Despite the demonstration of activity as a chemosensitizer, chemo-resensitizer [29, 30] and immunosensitizer in multiple tumor types, RRx-001 has continued along the development path of radiosensitization: currently two Phase I/II clinical trials are underway in brain metastases with whole brain radiotherapy (WBRT) and in primary GBM with radiation and temozolomide. The emerging data is highly positive, albeit limited and preliminary. These caveats notwithstanding, the activity profile of RRx-001 + radiation therapy suggests synergistic cancer cell cytotoxicity in the absence of any neurological toxicity, which would likely support multicenter Phase III clinical trials with concurrent radiation and chemoradiation in these indications.

The percentage of cancer patients that will receive radiation therapy (RT) at some time during their course of their disease is approximately 50–60 %.[31] A well-characterized dose-response relationship between malignant and normal tissue has been described: higher exposures of radiation lead to better responses; at sufficiently high doses RT sterilizes even “radioresistant” tumors. Likewise for normal tissues, where higher doses lead to greater damage, [32], treatment related toxicity is a major cause for the failure of radiotherapy. A potential solution to this insuperable problem is radiosensitization; therefore, despite the laundry list of previously failed radiosensitizers such as misonidazole, motexafin gadolinium (Xcytrin), Efaproxyn (efaproxiral or RSR-13) and bortozemib (Velcade), tirapazamine, RSR-13, eniposide, topotecan, paclitaxel, cisplatin and IUDR, tumor-targeted radiosensitization remains an attractive, if utopian, strategy to improve local control or cure rates.

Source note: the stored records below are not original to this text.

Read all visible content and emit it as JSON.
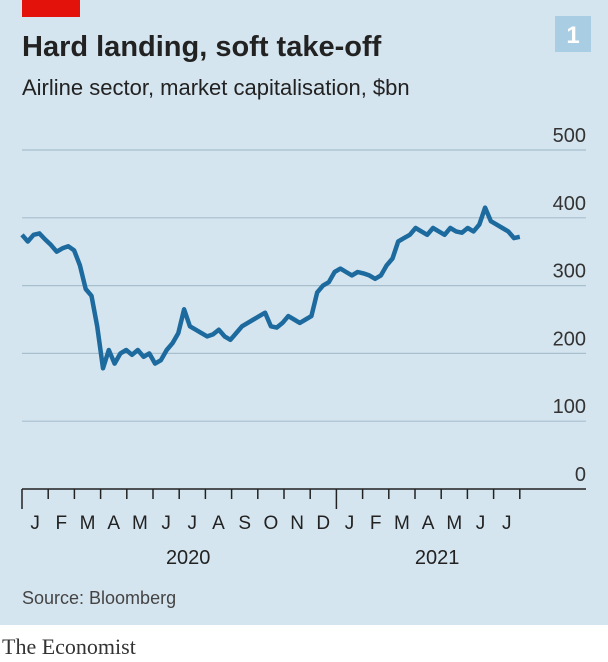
{
  "badge": "1",
  "source": "Source: Bloomberg",
  "brand": "The Economist",
  "chart_data": {
    "type": "line",
    "title": "Hard landing, soft take-off",
    "subtitle": "Airline sector, market capitalisation, $bn",
    "months": [
      "J",
      "F",
      "M",
      "A",
      "M",
      "J",
      "J",
      "A",
      "S",
      "O",
      "N",
      "D",
      "J",
      "F",
      "M",
      "A",
      "M",
      "J",
      "J"
    ],
    "years": [
      "2020",
      "2021"
    ],
    "ylim": [
      0,
      500
    ],
    "yticks": [
      0,
      100,
      200,
      300,
      400,
      500
    ],
    "grid": true,
    "series": [
      {
        "color": "#1d6a9e",
        "values": [
          375,
          365,
          375,
          377,
          368,
          360,
          350,
          355,
          358,
          352,
          330,
          295,
          285,
          240,
          178,
          205,
          185,
          200,
          205,
          198,
          205,
          195,
          200,
          185,
          190,
          205,
          215,
          230,
          265,
          240,
          235,
          230,
          225,
          228,
          235,
          225,
          220,
          230,
          240,
          245,
          250,
          255,
          260,
          240,
          238,
          245,
          255,
          250,
          245,
          250,
          255,
          290,
          300,
          305,
          320,
          325,
          320,
          315,
          320,
          318,
          315,
          310,
          315,
          330,
          340,
          365,
          370,
          375,
          385,
          380,
          375,
          385,
          380,
          375,
          385,
          380,
          378,
          385,
          380,
          390,
          415,
          395,
          390,
          385,
          380,
          370,
          372
        ]
      }
    ]
  }
}
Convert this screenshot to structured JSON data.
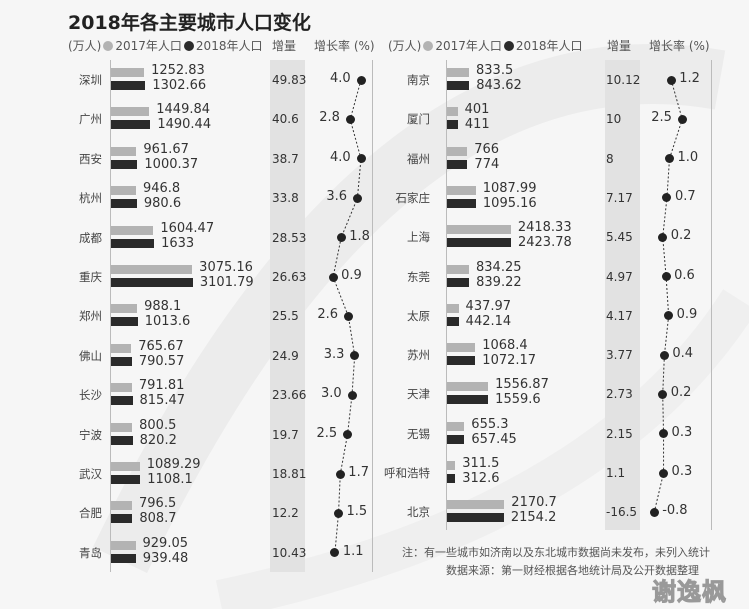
{
  "chart_data": {
    "type": "bar",
    "title": "2018年各主要城市人口变化",
    "unit_label": "(万人)",
    "legend": {
      "s2017": "2017年人口",
      "s2018": "2018年人口",
      "position": "top"
    },
    "column_headers": {
      "increase": "增量",
      "growth_rate": "增长率 (%)"
    },
    "colors": {
      "s2017": "#b3b3b3",
      "s2018": "#2a2a2a",
      "band": "#e2e2e2"
    },
    "panels": [
      {
        "rows": [
          {
            "city": "深圳",
            "p2017": "1252.83",
            "p2018": "1302.66",
            "increase": "49.83",
            "growth": "4.0"
          },
          {
            "city": "广州",
            "p2017": "1449.84",
            "p2018": "1490.44",
            "increase": "40.6",
            "growth": "2.8"
          },
          {
            "city": "西安",
            "p2017": "961.67",
            "p2018": "1000.37",
            "increase": "38.7",
            "growth": "4.0"
          },
          {
            "city": "杭州",
            "p2017": "946.8",
            "p2018": "980.6",
            "increase": "33.8",
            "growth": "3.6"
          },
          {
            "city": "成都",
            "p2017": "1604.47",
            "p2018": "1633",
            "increase": "28.53",
            "growth": "1.8"
          },
          {
            "city": "重庆",
            "p2017": "3075.16",
            "p2018": "3101.79",
            "increase": "26.63",
            "growth": "0.9"
          },
          {
            "city": "郑州",
            "p2017": "988.1",
            "p2018": "1013.6",
            "increase": "25.5",
            "growth": "2.6"
          },
          {
            "city": "佛山",
            "p2017": "765.67",
            "p2018": "790.57",
            "increase": "24.9",
            "growth": "3.3"
          },
          {
            "city": "长沙",
            "p2017": "791.81",
            "p2018": "815.47",
            "increase": "23.66",
            "growth": "3.0"
          },
          {
            "city": "宁波",
            "p2017": "800.5",
            "p2018": "820.2",
            "increase": "19.7",
            "growth": "2.5"
          },
          {
            "city": "武汉",
            "p2017": "1089.29",
            "p2018": "1108.1",
            "increase": "18.81",
            "growth": "1.7"
          },
          {
            "city": "合肥",
            "p2017": "796.5",
            "p2018": "808.7",
            "increase": "12.2",
            "growth": "1.5"
          },
          {
            "city": "青岛",
            "p2017": "929.05",
            "p2018": "939.48",
            "increase": "10.43",
            "growth": "1.1"
          }
        ]
      },
      {
        "rows": [
          {
            "city": "南京",
            "p2017": "833.5",
            "p2018": "843.62",
            "increase": "10.12",
            "growth": "1.2"
          },
          {
            "city": "厦门",
            "p2017": "401",
            "p2018": "411",
            "increase": "10",
            "growth": "2.5"
          },
          {
            "city": "福州",
            "p2017": "766",
            "p2018": "774",
            "increase": "8",
            "growth": "1.0"
          },
          {
            "city": "石家庄",
            "p2017": "1087.99",
            "p2018": "1095.16",
            "increase": "7.17",
            "growth": "0.7"
          },
          {
            "city": "上海",
            "p2017": "2418.33",
            "p2018": "2423.78",
            "increase": "5.45",
            "growth": "0.2"
          },
          {
            "city": "东莞",
            "p2017": "834.25",
            "p2018": "839.22",
            "increase": "4.97",
            "growth": "0.6"
          },
          {
            "city": "太原",
            "p2017": "437.97",
            "p2018": "442.14",
            "increase": "4.17",
            "growth": "0.9"
          },
          {
            "city": "苏州",
            "p2017": "1068.4",
            "p2018": "1072.17",
            "increase": "3.77",
            "growth": "0.4"
          },
          {
            "city": "天津",
            "p2017": "1556.87",
            "p2018": "1559.6",
            "increase": "2.73",
            "growth": "0.2"
          },
          {
            "city": "无锡",
            "p2017": "655.3",
            "p2018": "657.45",
            "increase": "2.15",
            "growth": "0.3"
          },
          {
            "city": "呼和浩特",
            "p2017": "311.5",
            "p2018": "312.6",
            "increase": "1.1",
            "growth": "0.3"
          },
          {
            "city": "北京",
            "p2017": "2170.7",
            "p2018": "2154.2",
            "increase": "-16.5",
            "growth": "-0.8"
          }
        ]
      }
    ],
    "note": "注：有一些城市如济南以及东北城市数据尚未发布，未列入统计",
    "source": "数据来源：第一财经根据各地统计局及公开数据整理"
  },
  "watermark": "谢逸枫"
}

However, the feasibility of radiosensitization as a therapeutic strategy ultimately depends on the optimization of the delicate balance between efficacy and normal tissue toxicity. The use of the quinone Mitomycin C, for example, despite a preferential toxicity for hypoxic tumor cells, is limited due to cumulative myelosuppression. [33] Likewise, tirapazamine, the first hypoxic cytotoxin to enter clinical trials [34], may prematurely ‘preactivate’ in tissues with a modest degree of hypoxia such as the retina and dermis (1.5 % oxygen) before reaching the true hypoxic core of the tumor (0.5 % oxygen), leading to relatively poor selectivity for neoplastic cells and a narrow therapeutic index.

Given its solid-tumor efficacy profile, minimal toxicity, hypoxic cell preference, unique mechanism of action and synergy with radiation, RRx-001 has the potential to fill this treatment vacuum in the therapeutic arsenal as a radiosensitizer.